Es gibt viele Gründe ein klassisches Konzert zu besuchen – oder auch nicht. Ein Grund für junge Leute, dem Event fern zu bleiben, könnte die Inhalte betreffen. Mozart, Beethoven und Haydn sind nicht bei Facebook, und die Beats bleiben in der Regel recht bescheiden. Seit einigen Jahren widmen sich deshalb Orchester einer Musik, die den Kids praktisch von der Industrie in die Wiege gelegt wurde: Computermusik.

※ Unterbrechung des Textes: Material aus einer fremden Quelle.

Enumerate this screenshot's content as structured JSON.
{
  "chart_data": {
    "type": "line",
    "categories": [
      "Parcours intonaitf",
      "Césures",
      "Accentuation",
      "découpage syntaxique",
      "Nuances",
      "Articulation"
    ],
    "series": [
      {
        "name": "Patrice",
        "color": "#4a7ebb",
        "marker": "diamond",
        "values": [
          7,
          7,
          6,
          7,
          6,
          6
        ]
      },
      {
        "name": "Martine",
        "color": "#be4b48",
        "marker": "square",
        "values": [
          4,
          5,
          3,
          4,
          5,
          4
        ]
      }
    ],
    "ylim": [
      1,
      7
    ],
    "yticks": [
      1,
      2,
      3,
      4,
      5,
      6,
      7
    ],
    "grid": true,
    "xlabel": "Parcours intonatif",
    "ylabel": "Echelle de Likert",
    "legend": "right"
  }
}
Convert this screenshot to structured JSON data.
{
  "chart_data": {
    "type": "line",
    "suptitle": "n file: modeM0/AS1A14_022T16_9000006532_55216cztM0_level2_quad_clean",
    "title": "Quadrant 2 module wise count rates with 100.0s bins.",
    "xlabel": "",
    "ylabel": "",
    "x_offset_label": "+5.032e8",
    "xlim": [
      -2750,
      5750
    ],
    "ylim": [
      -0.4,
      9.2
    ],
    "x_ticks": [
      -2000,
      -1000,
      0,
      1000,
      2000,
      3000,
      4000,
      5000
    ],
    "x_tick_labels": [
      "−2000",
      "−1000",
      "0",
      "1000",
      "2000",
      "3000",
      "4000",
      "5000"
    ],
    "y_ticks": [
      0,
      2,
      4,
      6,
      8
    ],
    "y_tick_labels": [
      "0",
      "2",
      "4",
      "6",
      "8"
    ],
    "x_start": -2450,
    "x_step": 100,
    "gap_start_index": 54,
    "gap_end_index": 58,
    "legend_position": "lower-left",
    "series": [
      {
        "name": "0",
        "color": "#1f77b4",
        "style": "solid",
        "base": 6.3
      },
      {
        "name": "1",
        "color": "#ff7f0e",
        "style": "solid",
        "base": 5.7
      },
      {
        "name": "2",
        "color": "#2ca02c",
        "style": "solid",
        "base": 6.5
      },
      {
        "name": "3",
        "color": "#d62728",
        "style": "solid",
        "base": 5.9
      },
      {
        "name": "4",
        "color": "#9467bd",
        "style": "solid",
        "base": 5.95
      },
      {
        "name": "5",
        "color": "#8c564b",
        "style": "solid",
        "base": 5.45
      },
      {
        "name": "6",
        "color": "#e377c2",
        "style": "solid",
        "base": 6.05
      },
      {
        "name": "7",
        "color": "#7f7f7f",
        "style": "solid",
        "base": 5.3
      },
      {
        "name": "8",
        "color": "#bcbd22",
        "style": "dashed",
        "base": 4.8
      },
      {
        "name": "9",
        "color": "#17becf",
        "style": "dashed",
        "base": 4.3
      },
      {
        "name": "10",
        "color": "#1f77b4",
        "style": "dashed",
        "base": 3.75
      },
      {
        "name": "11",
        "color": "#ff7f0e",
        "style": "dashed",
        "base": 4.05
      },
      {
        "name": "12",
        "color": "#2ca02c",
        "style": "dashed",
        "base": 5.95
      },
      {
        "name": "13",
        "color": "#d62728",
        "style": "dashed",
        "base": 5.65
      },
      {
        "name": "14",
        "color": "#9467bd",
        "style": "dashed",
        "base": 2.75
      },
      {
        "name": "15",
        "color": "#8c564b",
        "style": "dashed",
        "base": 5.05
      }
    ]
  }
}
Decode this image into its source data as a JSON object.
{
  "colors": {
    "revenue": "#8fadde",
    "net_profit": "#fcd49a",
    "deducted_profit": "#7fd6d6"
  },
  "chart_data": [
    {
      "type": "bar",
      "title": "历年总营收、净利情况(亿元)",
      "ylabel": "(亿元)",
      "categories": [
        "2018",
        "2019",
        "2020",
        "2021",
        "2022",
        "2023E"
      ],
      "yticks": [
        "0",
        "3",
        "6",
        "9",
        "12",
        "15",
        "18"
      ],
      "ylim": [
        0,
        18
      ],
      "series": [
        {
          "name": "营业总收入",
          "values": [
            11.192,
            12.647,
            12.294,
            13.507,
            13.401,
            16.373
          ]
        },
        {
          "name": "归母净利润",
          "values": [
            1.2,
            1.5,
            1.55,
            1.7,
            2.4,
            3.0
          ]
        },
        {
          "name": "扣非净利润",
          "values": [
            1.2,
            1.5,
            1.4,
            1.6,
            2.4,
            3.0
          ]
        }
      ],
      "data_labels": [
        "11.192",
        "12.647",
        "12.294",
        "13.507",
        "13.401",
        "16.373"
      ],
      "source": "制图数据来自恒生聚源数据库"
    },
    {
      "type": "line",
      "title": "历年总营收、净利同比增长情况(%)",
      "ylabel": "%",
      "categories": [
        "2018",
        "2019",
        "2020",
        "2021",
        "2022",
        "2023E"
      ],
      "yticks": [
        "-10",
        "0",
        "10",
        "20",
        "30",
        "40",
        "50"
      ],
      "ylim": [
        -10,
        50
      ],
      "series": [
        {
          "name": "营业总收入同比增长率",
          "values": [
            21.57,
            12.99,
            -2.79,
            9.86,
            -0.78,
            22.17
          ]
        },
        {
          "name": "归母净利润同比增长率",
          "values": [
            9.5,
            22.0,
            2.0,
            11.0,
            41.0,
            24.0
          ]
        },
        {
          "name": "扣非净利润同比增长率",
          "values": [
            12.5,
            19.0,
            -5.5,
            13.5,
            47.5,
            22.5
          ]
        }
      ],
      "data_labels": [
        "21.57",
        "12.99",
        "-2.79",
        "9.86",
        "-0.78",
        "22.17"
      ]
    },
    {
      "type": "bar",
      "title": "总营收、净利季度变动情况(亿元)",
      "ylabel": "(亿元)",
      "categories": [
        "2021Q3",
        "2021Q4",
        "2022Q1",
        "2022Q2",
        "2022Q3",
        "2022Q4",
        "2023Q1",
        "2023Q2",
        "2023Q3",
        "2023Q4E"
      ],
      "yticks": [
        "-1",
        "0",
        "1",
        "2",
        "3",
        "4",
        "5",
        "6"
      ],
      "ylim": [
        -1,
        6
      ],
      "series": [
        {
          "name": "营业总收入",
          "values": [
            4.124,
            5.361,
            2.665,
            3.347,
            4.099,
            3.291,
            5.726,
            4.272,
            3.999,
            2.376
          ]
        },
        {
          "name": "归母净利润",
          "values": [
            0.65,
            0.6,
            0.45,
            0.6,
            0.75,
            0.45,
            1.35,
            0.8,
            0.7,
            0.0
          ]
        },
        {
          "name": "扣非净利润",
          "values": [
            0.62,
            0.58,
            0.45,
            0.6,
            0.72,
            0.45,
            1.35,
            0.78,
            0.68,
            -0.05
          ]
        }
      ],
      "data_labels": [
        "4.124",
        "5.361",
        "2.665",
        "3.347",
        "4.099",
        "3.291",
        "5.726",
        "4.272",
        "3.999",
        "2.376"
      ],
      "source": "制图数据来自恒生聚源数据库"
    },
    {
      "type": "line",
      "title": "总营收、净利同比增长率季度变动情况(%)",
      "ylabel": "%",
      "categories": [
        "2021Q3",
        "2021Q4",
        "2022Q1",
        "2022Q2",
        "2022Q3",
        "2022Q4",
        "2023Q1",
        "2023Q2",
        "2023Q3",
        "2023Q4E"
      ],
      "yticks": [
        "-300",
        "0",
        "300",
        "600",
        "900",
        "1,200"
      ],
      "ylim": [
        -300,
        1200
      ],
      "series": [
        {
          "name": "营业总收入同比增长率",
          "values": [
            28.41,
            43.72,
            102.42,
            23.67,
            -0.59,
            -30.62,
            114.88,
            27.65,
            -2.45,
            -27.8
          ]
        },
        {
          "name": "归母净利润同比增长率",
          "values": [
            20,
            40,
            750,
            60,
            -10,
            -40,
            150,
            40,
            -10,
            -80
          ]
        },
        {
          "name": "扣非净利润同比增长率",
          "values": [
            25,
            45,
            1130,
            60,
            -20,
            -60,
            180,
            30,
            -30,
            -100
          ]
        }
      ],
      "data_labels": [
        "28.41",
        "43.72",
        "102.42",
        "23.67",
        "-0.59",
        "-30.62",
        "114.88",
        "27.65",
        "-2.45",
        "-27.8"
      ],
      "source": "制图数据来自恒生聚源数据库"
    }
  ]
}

Benjamin Nuss, Sohn eines Jazzmusikers und ein führender Klavier-Spezialist in dem Genre, erklärt kurz die Novität: „In der Filmmusik hat man Hintergrundmusik und Leitmotivik. In der Computerspielmusik ist es noch detaillierter. Es gibt für jede Landschaft eine Musik, dadurch gewinnt der Spieler ein Nostalgiegefühl zu einem Ort. Dann natürlich die Leitmotivik, die die Charaktere untermalt. Und dann szenische Musik wie in der Oper, Isoldes Liebestod oder so, das ist ganz unterschiedlich.“
Jetzt haben auch die Essener Philharmoniker die Idee aufgriffen und tragen den alten/neuen Sound in ihre Philharmonie. Die „Final Symphony“ (6.7. 20 Uhr) greift die Musik des Videospiels „Final Fantasy“ auf – ein Marathon-Renner unter den Erfolgstiteln asiatischer Komponisten. Am Klavier sitzt der Schweizer Game Music-Pianist Mischa Cheung, ein Musiker mit chinesischen Roots. Eckehard Stier, einst Kreuzchor-Sänger und später auch Dirigent, hat sich den freundlichen Blick auf die Jugend auch musikalisch auf die Fahnen geschrieben. Er debütiert in Essen.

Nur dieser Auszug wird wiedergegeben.